Паула каждый день ходит в церковь молиться. Она молится за себя, вымаливая прощение за чудовищное преступление. Она кается в убийстве, убийстве человека.
Но - было ли это человеком? Да, было, было! Как могла она позволить себе отдаться искушению, как посмела проникнуть туда, куда путь человеку заказан, где царствует неведомое и непознаваемое, как посмела она возжелать оживленную фигурку, маленького человечка, куклу своего детства?! Кольцо, синее платье - все это мелочи; нет никакого греха в том, чтобы желать их. Но потребовать живую куклу, не найти в себе сил отказаться от нее… Тогда, в ту полночь фигурка шевельнулась, села, свесив ноги с края стола, и робко улыбнулась. Черные волосы, красная юбка, белый корсет - та самая кукла Пене, но живая. Кукла-девочка, нет - Паула с ужасом обнаружила, что наделила это тельце двадцати сантиметров ростом пышными формами. Женщина, взрослая женщина - вот что было порождением ее распущенного воображения.
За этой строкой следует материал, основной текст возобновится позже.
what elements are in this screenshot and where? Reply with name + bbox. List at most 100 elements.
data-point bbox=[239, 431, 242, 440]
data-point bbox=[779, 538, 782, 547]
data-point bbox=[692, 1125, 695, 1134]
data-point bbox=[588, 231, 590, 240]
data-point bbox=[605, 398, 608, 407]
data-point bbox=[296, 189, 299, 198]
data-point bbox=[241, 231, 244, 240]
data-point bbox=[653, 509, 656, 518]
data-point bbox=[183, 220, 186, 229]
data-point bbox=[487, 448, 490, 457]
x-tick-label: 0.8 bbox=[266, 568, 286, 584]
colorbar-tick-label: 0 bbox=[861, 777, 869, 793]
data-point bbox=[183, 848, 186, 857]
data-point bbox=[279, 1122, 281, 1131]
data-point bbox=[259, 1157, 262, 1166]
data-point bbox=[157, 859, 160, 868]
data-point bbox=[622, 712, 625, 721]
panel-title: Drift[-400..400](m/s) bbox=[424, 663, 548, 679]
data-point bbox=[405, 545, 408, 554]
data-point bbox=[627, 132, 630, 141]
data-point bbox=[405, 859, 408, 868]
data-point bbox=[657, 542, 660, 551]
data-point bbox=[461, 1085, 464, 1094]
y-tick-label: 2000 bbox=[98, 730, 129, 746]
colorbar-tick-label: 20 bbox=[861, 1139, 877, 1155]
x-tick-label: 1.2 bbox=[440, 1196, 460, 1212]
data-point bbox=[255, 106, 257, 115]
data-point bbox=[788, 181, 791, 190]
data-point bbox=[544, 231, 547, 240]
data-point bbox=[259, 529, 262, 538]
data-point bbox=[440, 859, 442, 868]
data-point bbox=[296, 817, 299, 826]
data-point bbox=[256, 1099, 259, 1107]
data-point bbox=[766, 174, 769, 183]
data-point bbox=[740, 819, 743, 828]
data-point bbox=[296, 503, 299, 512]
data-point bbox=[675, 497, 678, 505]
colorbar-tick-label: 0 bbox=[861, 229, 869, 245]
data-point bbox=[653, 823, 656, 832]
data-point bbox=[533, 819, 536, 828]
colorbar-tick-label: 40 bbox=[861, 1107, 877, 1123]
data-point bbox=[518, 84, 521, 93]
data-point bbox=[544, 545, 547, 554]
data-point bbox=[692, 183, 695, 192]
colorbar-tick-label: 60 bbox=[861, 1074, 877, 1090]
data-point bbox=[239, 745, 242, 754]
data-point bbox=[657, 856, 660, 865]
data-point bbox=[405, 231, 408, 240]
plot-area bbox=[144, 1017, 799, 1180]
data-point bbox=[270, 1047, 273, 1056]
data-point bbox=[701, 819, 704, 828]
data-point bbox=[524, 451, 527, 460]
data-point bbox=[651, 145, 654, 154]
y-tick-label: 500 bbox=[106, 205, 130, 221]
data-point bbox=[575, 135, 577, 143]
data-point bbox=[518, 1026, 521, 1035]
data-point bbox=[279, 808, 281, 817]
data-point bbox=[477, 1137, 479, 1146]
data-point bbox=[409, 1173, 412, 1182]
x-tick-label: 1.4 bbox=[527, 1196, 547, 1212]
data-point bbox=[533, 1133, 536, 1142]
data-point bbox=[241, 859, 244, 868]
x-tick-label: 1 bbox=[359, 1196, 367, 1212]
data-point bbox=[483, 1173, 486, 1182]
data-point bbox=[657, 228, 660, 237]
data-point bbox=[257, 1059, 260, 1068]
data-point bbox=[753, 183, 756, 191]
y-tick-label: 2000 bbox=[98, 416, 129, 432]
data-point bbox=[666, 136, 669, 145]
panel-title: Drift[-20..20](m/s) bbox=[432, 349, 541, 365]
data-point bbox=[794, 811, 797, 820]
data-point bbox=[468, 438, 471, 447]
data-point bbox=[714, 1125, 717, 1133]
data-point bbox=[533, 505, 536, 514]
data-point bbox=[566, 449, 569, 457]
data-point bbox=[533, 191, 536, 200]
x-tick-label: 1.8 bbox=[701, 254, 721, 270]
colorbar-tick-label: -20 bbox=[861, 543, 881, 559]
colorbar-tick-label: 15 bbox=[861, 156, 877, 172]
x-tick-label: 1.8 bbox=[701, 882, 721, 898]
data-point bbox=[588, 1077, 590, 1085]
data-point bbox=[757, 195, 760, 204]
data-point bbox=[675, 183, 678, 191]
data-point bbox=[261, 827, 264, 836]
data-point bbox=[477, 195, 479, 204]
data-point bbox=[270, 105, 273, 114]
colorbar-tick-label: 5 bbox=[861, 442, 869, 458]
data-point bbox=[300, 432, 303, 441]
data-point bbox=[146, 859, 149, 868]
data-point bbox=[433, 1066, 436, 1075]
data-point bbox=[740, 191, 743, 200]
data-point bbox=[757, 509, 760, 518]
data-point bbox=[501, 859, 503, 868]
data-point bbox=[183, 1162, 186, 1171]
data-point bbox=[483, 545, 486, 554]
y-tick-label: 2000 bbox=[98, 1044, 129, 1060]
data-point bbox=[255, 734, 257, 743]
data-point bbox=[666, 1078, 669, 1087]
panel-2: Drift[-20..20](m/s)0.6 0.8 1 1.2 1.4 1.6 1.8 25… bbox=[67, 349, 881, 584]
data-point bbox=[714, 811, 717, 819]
И она убила ее. Убила, поняв необходимость уничтожить свое творение, которое неизбежно было бы обнаружено и столь же неизбежно наклеило бы на нее ярлык ведьмы, что навлекло бы подобающее наказание. Паула прекрасно знала свой городок, но убежать - на это сил и храбрости у нее не хватало. Из этих поселков и городишек почти никому уйти не удается. Городки это знают и потому торжествуют. Ночью, когда улыбающаяся сквозь сон живая кукла мирно спала на подушке, Паула отнесла ее в кухню, положила в духовку и открыла газ.
Она похоронила свою жертву во дворе, у лимонного дерева. За нее и за себя молилась теперь убийца, каждый день приходя в церковь.